Even so, electric and hybrid sales are growing in Spain. Last July they registered an increase of registrations of 47% with respect to the same month of the previous year. With 52,316 units accumulated in the first quarter of 2018, according to Anfac, it is expected that electricity in Spain could be multiplied by five in 2020, as indicated by the DBK Sectoral Observatory.
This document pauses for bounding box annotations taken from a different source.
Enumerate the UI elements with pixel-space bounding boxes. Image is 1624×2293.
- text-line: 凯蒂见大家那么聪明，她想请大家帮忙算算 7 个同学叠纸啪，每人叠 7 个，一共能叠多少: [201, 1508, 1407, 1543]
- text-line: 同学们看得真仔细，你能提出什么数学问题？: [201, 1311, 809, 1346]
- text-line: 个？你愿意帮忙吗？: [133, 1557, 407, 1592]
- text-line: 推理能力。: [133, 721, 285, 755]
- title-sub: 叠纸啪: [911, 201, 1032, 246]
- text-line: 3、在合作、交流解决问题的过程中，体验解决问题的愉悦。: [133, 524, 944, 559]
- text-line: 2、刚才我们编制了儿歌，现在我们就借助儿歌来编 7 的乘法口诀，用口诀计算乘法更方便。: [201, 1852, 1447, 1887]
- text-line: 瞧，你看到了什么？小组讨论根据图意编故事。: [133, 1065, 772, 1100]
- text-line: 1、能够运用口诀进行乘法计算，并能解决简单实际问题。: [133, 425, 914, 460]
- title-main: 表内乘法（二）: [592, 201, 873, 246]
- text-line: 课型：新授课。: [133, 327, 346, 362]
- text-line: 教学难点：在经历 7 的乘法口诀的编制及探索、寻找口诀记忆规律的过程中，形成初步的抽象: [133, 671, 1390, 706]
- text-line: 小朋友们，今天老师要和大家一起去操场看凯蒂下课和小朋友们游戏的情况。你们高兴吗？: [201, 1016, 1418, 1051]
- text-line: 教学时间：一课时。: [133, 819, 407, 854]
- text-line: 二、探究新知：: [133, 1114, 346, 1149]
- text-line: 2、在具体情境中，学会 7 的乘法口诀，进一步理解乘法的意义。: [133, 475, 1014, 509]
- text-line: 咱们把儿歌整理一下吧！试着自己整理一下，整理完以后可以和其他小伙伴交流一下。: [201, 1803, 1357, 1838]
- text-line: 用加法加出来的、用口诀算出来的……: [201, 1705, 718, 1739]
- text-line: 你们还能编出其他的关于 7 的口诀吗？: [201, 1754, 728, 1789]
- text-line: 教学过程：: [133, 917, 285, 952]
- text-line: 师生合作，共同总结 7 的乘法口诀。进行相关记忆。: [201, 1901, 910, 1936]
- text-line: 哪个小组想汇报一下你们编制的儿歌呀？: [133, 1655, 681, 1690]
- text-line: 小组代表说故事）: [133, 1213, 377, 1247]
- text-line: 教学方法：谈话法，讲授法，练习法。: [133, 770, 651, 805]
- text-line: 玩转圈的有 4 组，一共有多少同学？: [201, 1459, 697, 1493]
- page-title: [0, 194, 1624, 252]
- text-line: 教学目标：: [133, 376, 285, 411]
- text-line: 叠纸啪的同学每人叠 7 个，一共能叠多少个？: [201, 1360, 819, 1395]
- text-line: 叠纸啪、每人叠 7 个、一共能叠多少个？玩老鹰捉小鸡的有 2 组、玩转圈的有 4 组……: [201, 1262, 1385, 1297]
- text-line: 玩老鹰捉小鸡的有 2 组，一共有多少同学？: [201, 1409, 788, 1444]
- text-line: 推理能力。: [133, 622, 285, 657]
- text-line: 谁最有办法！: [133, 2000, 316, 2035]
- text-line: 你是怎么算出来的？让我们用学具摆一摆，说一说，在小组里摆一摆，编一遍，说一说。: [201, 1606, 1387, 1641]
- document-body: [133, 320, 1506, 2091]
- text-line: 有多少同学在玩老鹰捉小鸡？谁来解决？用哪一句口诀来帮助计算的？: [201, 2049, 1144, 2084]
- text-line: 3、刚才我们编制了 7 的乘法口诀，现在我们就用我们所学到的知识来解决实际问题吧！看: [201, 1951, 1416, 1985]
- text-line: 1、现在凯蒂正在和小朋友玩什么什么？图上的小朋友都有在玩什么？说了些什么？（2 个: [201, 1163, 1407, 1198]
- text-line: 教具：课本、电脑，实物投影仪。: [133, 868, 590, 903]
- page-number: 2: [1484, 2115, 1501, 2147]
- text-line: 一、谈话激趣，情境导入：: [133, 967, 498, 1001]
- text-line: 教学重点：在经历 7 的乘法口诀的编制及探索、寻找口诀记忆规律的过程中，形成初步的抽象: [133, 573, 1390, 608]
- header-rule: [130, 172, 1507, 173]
It will take a number of loaders higher than vehicles to make them competitive
The uneven expansion of the electric car is still alien to the market itself. It depends largely on the administrations, more or less involved through incentives to purchase and tax exemptions. Good example is Norway, country where this type of vehicle receives important direct aids in its purchase and indirect in its use, as gratuity in tolls, parkings or ferries. In addition, in Norway the purchase of an electric car is even cheaper than that of its thermal equivalent, benefiting from a very favorable energy cost of hydraulic origin.
But there are also technical problems. On the one hand, there is the high price of batteries due mainly to the raw materials needed for their manufacture, lithium and cobalt, and that due to their scarcity are strategic minerals. On the other, there is its autonomy, still limited compared to thermal cars.
The final emergence of the electric vehicle, which still has not finished producing, also requires an extensive supply network, both public and private. The IEA accounts for three million private shippers in the world, plus another 430,000 public. Insufficient to meet the growing demand. And only a quarter are fast (capable of charging 80% of the batteries in 30 minutes), which are required for electrics to compete with the thermal, which refuel in a few minutes.
The problem of the shortage of chargers is evident with the prospect of reaching 2030 the 220 million electric vehicles, according to the IEA, and they will need, to ensure maximum efficiency, 10% more recharging points.